Brian Edwards looks at the futu for Phil Goff. He notes:
After Clark steps down in the wake of National’s win in the 2008 election, Is unanimously elected Leader of the Parliamentary Labour Party.
Both Goff and Labour have floundered in the polls ever since.
It’s worth pointing out, however, that Goff’s and Labour’s poll ratings are actually better now, seven months before a general election, than Clark’s and Labour’s were seven months before the 1996 general election. Had it not been for Winston Peter’s decision to go with National, Clark would have won that election.
There is an important context here. The last time Labour polled below 27% was indeed in 1996. But the Alliance and NZ First between them were polling 33%, and both were pushing left wing messages. So the actual support for leftish parties was 60%. Today it is under 35%.
And Edwards is right Clark coudl have been PM in 1996 if Winston went with her. In fact on election nigth she all but declared herself the victor. It was partly the arrogance of Labour in the negotiations that pushed Peters back towards National.
There is, however, no such expectation that Goff can win this year’s election in November. He has been written off by the media and, if the latest polls are to be believed, by a majority of Labour’s own supporters. After a 27-year career in Parliament the Leader of the Opposition looks almost certain to be denied the glittering prize. Therein lies the tragedy.
Goff, it seems to me, has three strikes against him.

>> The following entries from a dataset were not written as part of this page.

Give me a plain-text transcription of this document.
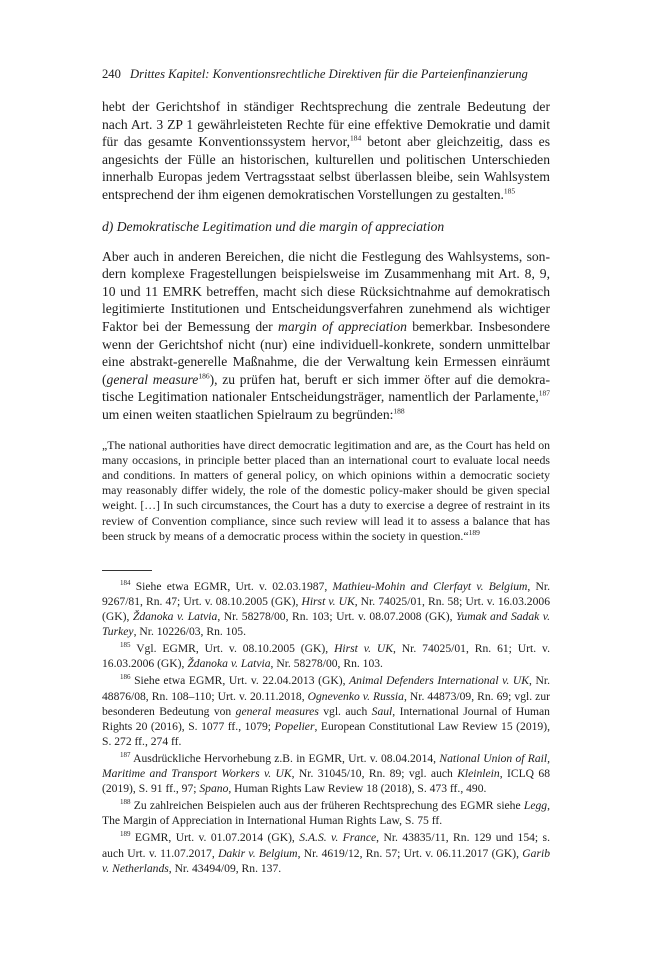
240 Drittes Kapitel: Konventionsrechtliche Direktiven für die Parteienfinanzierung

hebt der Gerichtshof in ständiger Rechtsprechung die zentrale Bedeutung der nach Art. 3 ZP 1 gewährleisteten Rechte für eine effektive Demokratie und damit für das gesamte Konventionssystem hervor,$^{184}$ betont aber gleichzeitig, dass es angesichts der Fülle an historischen, kulturellen und politischen Unterschieden innerhalb Europas jedem Vertragsstaat selbst überlassen bleibe, sein Wahlsystem entsprechend der ihm eigenen demokratischen Vorstellungen zu gestalten.$^{185}$

d) Demokratische Legitimation und die margin of appreciation

Aber auch in anderen Bereichen, die nicht die Festlegung des Wahlsystems, sondern komplexe Fragestellungen beispielsweise im Zusammenhang mit Art. 8, 9, 10 und 11 EMRK betreffen, macht sich diese Rücksichtnahme auf demokratisch legitimierte Institutionen und Entscheidungsverfahren zunehmend als wichtiger Faktor bei der Bemessung der margin of appreciation bemerkbar. Insbesondere wenn der Gerichtshof nicht (nur) eine individuell-konkrete, sondern unmittelbar eine abstrakt-generelle Maßnahme, die der Verwaltung kein Ermessen einräumt (general measure$^{186}$), zu prüfen hat, beruft er sich immer öfter auf die demokratische Legitimation nationaler Entscheidungsträger, namentlich der Parlamente,$^{187}$ um einen weiten staatlichen Spielraum zu begründen:$^{188}$

„The national authorities have direct democratic legitimation and are, as the Court has held on many occasions, in principle better placed than an international court to evaluate local needs and conditions. In matters of general policy, on which opinions within a democratic society may reasonably differ widely, the role of the domestic policy-maker should be given special weight. […] In such circumstances, the Court has a duty to exercise a degree of restraint in its review of Convention compliance, since such review will lead it to assess a balance that has been struck by means of a democratic process within the society in question.“$^{189}$

$^{184}$ Siehe etwa EGMR, Urt. v. 02.03.1987, Mathieu-Mohin and Clerfayt v. Belgium, Nr. 9267/81, Rn. 47; Urt. v. 08.10.2005 (GK), Hirst v. UK, Nr. 74025/01, Rn. 58; Urt. v. 16.03.2006 (GK), Ždanoka v. Latvia, Nr. 58278/00, Rn. 103; Urt. v. 08.07.2008 (GK), Yumak and Sadak v. Turkey, Nr. 10226/03, Rn. 105.

$^{185}$ Vgl. EGMR, Urt. v. 08.10.2005 (GK), Hirst v. UK, Nr. 74025/01, Rn. 61; Urt. v. 16.03.2006 (GK), Ždanoka v. Latvia, Nr. 58278/00, Rn. 103.

$^{186}$ Siehe etwa EGMR, Urt. v. 22.04.2013 (GK), Animal Defenders International v. UK, Nr. 48876/08, Rn. 108–110; Urt. v. 20.11.2018, Ognevenko v. Russia, Nr. 44873/09, Rn. 69; vgl. zur besonderen Bedeutung von general measures vgl. auch Saul, International Journal of Human Rights 20 (2016), S. 1077 ff., 1079; Popelier, European Constitutional Law Review 15 (2019), S. 272 ff., 274 ff.

$^{187}$ Ausdrückliche Hervorhebung z.B. in EGMR, Urt. v. 08.04.2014, National Union of Rail, Maritime and Transport Workers v. UK, Nr. 31045/10, Rn. 89; vgl. auch Kleinlein, ICLQ 68 (2019), S. 91 ff., 97; Spano, Human Rights Law Review 18 (2018), S. 473 ff., 490.

$^{188}$ Zu zahlreichen Beispielen auch aus der früheren Rechtsprechung des EGMR siehe Legg, The Margin of Appreciation in International Human Rights Law, S. 75 ff.

$^{189}$ EGMR, Urt. v. 01.07.2014 (GK), S.A.S. v. France, Nr. 43835/11, Rn. 129 und 154; s. auch Urt. v. 11.07.2017, Dakir v. Belgium, Nr. 4619/12, Rn. 57; Urt. v. 06.11.2017 (GK), Garib v. Netherlands, Nr. 43494/09, Rn. 137.
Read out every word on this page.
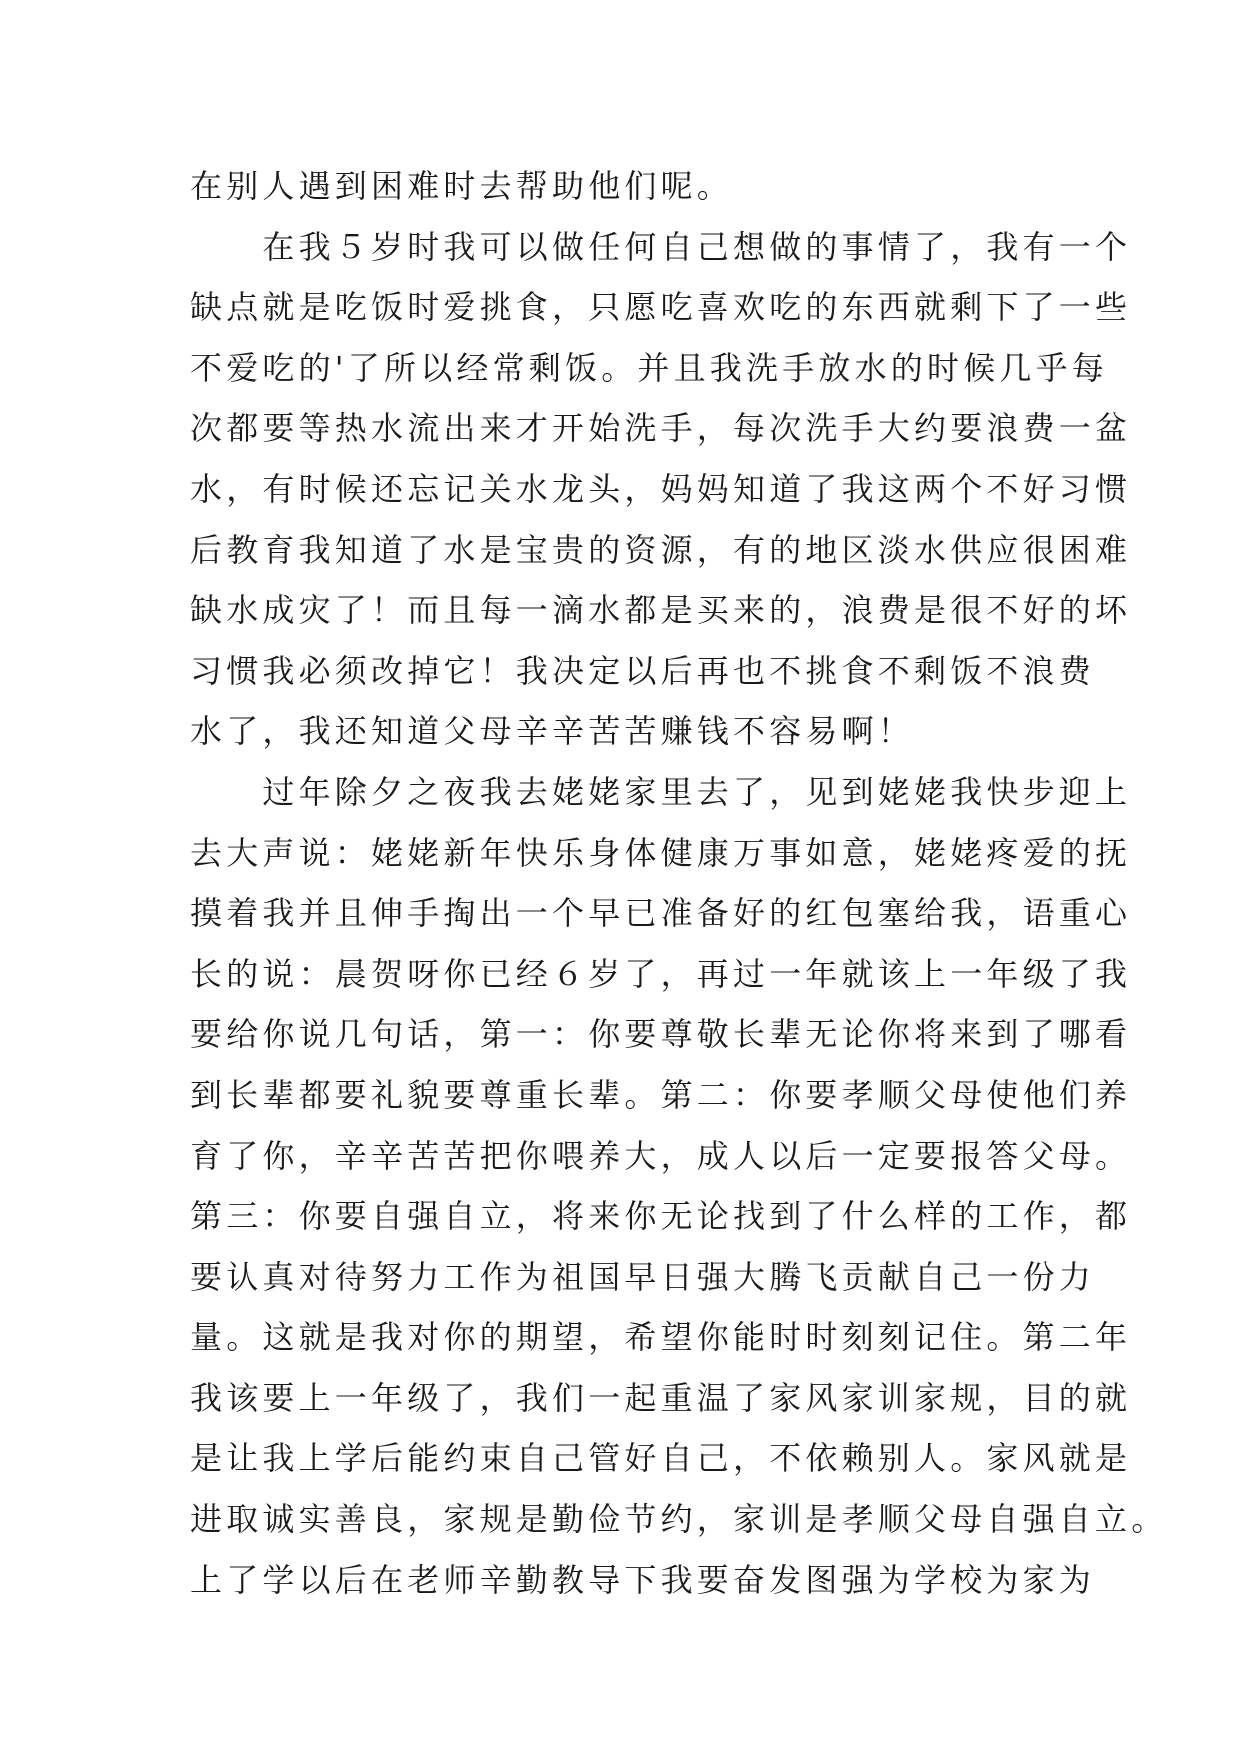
在别人遇到困难时去帮助他们呢。
　　在我５岁时我可以做任何自己想做的事情了，我有一个
缺点就是吃饭时爱挑食，只愿吃喜欢吃的东西就剩下了一些
不爱吃的'了所以经常剩饭。并且我洗手放水的时候几乎每
次都要等热水流出来才开始洗手，每次洗手大约要浪费一盆
水，有时候还忘记关水龙头，妈妈知道了我这两个不好习惯
后教育我知道了水是宝贵的资源，有的地区淡水供应很困难
缺水成灾了！而且每一滴水都是买来的，浪费是很不好的坏
习惯我必须改掉它！我决定以后再也不挑食不剩饭不浪费
水了，我还知道父母辛辛苦苦赚钱不容易啊！
　　过年除夕之夜我去姥姥家里去了，见到姥姥我快步迎上
去大声说：姥姥新年快乐身体健康万事如意，姥姥疼爱的抚
摸着我并且伸手掏出一个早已准备好的红包塞给我，语重心
长的说：晨贺呀你已经６岁了，再过一年就该上一年级了我
要给你说几句话，第一：你要尊敬长辈无论你将来到了哪看
到长辈都要礼貌要尊重长辈。第二：你要孝顺父母使他们养
育了你，辛辛苦苦把你喂养大，成人以后一定要报答父母。
第三：你要自强自立，将来你无论找到了什么样的工作，都
要认真对待努力工作为祖国早日强大腾飞贡献自己一份力
量。这就是我对你的期望，希望你能时时刻刻记住。第二年
我该要上一年级了，我们一起重温了家风家训家规，目的就
是让我上学后能约束自己管好自己，不依赖别人。家风就是
进取诚实善良，家规是勤俭节约，家训是孝顺父母自强自立。
上了学以后在老师辛勤教导下我要奋发图强为学校为家为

The first is that he took over as leader of a party which had been in office for nine years, which the electorate was thoroughly tired of and which had just lost an election. His task, to re-enthuse that electorate to the point where it would throw out the government after only one term, was nigh on impossible. Political history argues against it.
Second, he has been around too long. In a post entitled The Prince Charles Syndrome
I think the second strike is the hardest to overcome. Phil Goff joined the Labour Party in 1969 when John Key was an eight year old and became an MP in 1981, when Key was a second year university student wooing Bronagh. It is hard for someone who entered Parliament when Muldoon was prime Minister, to be seen as a Prime Minister for the future.
The third strike against the Leader of the Opposition is that amorphous quality ‘charisma’. Or rather the lack of it. Phil does not have charisma. His ‘image’ – that other indefinable term – is terrible: stiff, wooden, robotic, uncomfortable, ill-at-ease, stern, censorious, lecturing, occasionally irritable, occasionally sour.
In an unhappy irony Goff is a Labour leader with no apparent common touch. The ‘apparent’ is important, because people who know him and people who meet him face to face speak of an entirely different person – approachable, warm, relaxed, funny, a good bloke, a decent man.
I’ve found Goff perfectly pleasant and nice in person. And if we are to have a Labour Prime Minister, I’d rather have Goff than many others.